Intervention Court staff produced a video of all the graduates talking about their struggles and accomplishments. One by one, they talked about where they were and where they are now. Chaos, misery and despair were some of their oft-repeated descriptions of their past.
One woman said that life before consisted of “living for my next high.” She has her family back. “I’m able to take care of my kids myself.”
Another graduate is working toward earning a bachelor’s degree in social work. “My objective is to help others with some of the things I struggled with,” he said, recalling that his wife and kids left due to his drug addiction.

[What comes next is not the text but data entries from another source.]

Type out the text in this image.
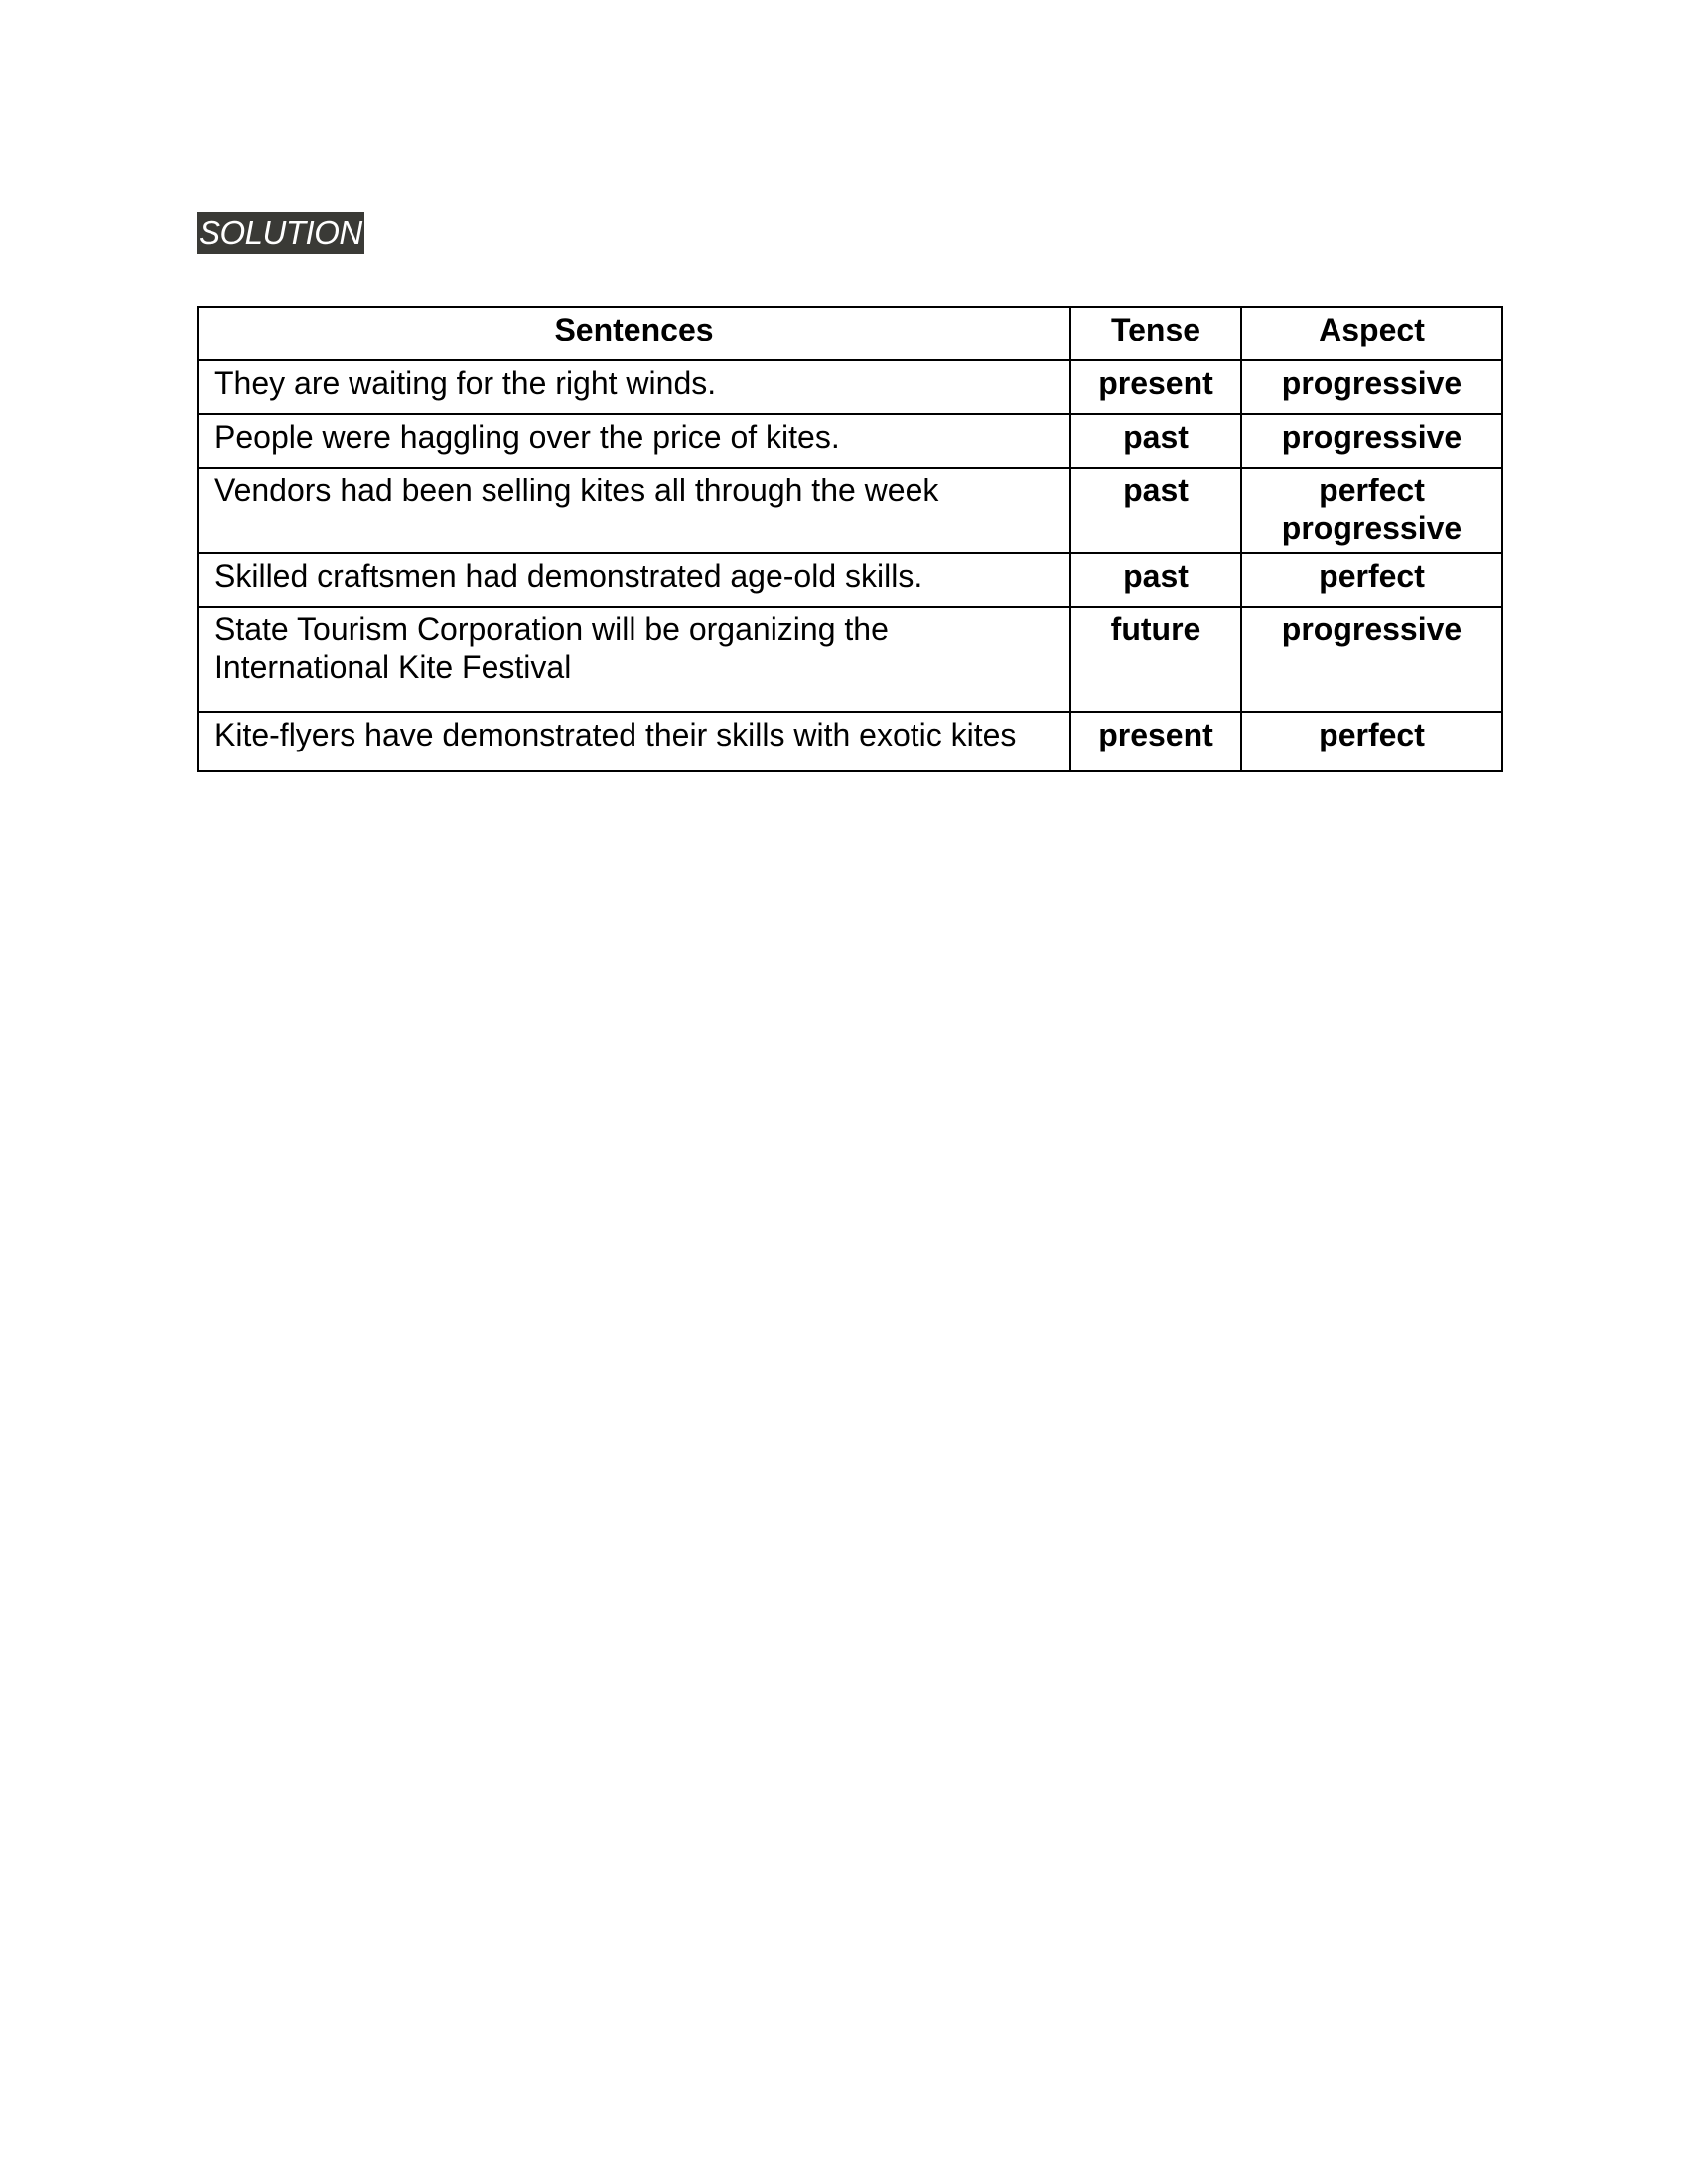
SOLUTION
Sentences	Tense	Aspect
They are waiting for the right winds.	present	progressive
People were haggling over the price of kites.	past	progressive
Vendors had been selling kites all through the week	past	perfect progressive
Skilled craftsmen had demonstrated age-old skills.	past	perfect
State Tourism Corporation will be organizing the International Kite Festival	future	progressive
Kite-flyers have demonstrated their skills with exotic kites	present	perfect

Judge Krebs said that the graduation ceremony will be his last. He will retire in December after 20 years on the bench. He began supervising an intervention court in 2004. “For 18 years, I’ll tell you that drug court works,” he said.
The nine participants who graduated on Sept. 6 have paid a total of $22,497 in fines and restitution plus $14,310 in fees, Judge Krebs said. They did 1,800 hours of community service work; each must perform 200 hours of community service to graduate. And by remaining out of prison and supporting themselves, they saved taxpayers $529,410 in avoided incarceration costs.
On a statewide level, intervention courts have produced a savings of more than a billion dollars for taxpayers since detailed data began to be kept in Fiscal Year 2006. That includes avoided health care costs for drug-free babies as well as avoided incarceration costs for intervention court participants. Avoided incarceration costs exceed $823 million statewide between Fiscal Year 2006 and Fiscal Year 2022. Adult intervention court participants statewide paid more than $17 million in fines from FY 2006 through FY 2022. During that time, more than 9,300 intervention court participants graduated from intervention courts.
More than 3,500 people are currently enrolled in the state’s 43 intervention courts.